First we need to find the greatest common divisor (gcd) of f and g. Recall that the gcd is the largest polynomial that divides both f and g. Let's denote the gcd by d. So, \(d = \operatorname{gcd}(f, g)\). Now, we have \(h = f / d\). As a consequence, we have \(f = d \cdot h\).

To show that the two modules are isomorphic, we need to define a linear map that takes one module to the other with an inverse that maps it back. Let's define the map \(\phi : g \cdot F[X] / (f) \rightarrow F[X] / (h)\), such that for any element \(g \cdot p + (f)\), we have \(\phi(g \cdot p + (f)) = p + (h)\). Now we need to prove that \(\phi\) is an isomorphism. That is, it is a bijective and a homomorphism.

First, we want to prove that \(\phi\) is a homomorphism, meaning that for any \(g \cdot p_1 + (f), g \cdot p_2 + (f)\) in \(g \cdot F[X] / (f)\) and any \(c \in F\), we have: 1. \(\phi(g \cdot p_1 + (f) + g \cdot p_2 + (f)) = \phi(g \cdot p_1 + (f)) + \phi(g \cdot p_2 + (f))\) 2. \(\phi(c(g \cdot p_1 + (f))) = c \phi(g \cdot p_1 + (f))\) Let's check both: 1. \(\phi(g \cdot p_1 + g \cdot p_2 + (f)) = g \cdot p_1 + g \cdot p_2 + (h) = p_1 + p_2 + (h) = \phi(g \cdot p_1 + (f)) + \phi(g \cdot p_2 + (f))\) 2. \(\phi(c(g \cdot p_1 + (f))) = c(g \cdot p_1) + (h) = c \cdot p_1 + (h) = c \phi(g \cdot p_1 + (f))\) So, \(\phi\) is indeed a homomorphism.

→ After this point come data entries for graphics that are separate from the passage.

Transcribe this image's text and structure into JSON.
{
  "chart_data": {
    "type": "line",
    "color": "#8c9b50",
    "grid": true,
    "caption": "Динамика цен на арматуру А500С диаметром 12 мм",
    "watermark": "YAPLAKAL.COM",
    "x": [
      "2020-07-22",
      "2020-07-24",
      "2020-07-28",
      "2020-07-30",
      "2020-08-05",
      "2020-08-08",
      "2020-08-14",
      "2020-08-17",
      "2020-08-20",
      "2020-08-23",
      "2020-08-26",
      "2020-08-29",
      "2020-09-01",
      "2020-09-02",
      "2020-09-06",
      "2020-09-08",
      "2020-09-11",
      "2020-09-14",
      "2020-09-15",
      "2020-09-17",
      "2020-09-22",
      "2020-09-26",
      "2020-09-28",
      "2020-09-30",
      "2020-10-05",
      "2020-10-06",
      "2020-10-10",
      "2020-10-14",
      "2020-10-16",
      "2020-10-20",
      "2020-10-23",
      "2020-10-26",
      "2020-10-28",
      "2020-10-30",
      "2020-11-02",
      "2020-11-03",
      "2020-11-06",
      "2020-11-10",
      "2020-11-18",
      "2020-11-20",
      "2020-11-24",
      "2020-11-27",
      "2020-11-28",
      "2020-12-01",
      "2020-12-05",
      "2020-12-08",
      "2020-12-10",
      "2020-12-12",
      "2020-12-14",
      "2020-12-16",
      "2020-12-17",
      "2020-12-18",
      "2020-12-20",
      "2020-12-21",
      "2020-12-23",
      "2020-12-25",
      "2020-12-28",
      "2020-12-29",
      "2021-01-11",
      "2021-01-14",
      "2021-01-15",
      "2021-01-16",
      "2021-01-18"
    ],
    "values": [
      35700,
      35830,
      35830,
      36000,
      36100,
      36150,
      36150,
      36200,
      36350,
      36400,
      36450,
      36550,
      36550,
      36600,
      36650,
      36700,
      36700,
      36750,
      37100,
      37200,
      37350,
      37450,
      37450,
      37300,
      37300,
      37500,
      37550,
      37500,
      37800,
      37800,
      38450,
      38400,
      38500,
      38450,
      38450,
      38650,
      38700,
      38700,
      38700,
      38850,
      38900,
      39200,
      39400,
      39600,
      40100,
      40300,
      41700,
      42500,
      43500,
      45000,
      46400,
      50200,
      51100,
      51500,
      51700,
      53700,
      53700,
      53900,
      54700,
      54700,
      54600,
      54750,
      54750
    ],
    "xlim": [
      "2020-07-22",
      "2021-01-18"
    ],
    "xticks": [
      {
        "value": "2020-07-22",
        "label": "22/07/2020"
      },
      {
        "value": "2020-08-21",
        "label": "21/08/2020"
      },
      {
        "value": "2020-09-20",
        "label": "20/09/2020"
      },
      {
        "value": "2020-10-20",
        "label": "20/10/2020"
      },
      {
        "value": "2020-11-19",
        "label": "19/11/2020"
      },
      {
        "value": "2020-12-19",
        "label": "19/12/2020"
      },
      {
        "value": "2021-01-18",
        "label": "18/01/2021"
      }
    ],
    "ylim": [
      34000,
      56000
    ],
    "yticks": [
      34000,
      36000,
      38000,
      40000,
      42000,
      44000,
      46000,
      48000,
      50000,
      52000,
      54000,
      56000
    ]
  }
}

To prove that \(\phi\) is bijective, we need to show that it is both injective (one-to-one) and surjective (onto). Injective: Let \(g \cdot p_1 + (f), g \cdot p_2 + (f) \in g \cdot F[X] /(f)\) be such that \(\phi(g \cdot p_1 + (f)) = \phi(g \cdot p_2 + (f))\). Then, \(p_1 + (h) = p_2 + (h)\), which implies \(p_1 - p_2 \in (h)\). So, \(h\) divides \(p_1 - p_2\). Since \(h = f / d\), we have \(f\) divides \(d \cdot (p_1 - p_2)\). But \(f\) also divides \(g \cdot p_1 - g \cdot p_2\). Thus, \(g \cdot (p_1 - p_2) \in (f)\), which implies \(g \cdot p_1 + (f) = g \cdot p_2 + (f)\), making \(\phi\) injective. Surjective: Since \(\phi\) is a homomorphism, its image is a submodule of \(F[X] / (h)\). For any element \(p + (h) \in F[X] / (h)\), we have \(\phi(g \cdot p + (f)) = p + (h)\). Thus, the image of \(\phi\) is the entire module \(F[X] / (h)\), and hence, \(\phi\) is surjective. As \(\phi\) is a bijective homomorphism, it is an isomorphism. So, \(g \cdot F[X] / (f)\) and \(F[X] / (h)\) are isomorphic as \(F[X]\)-modules.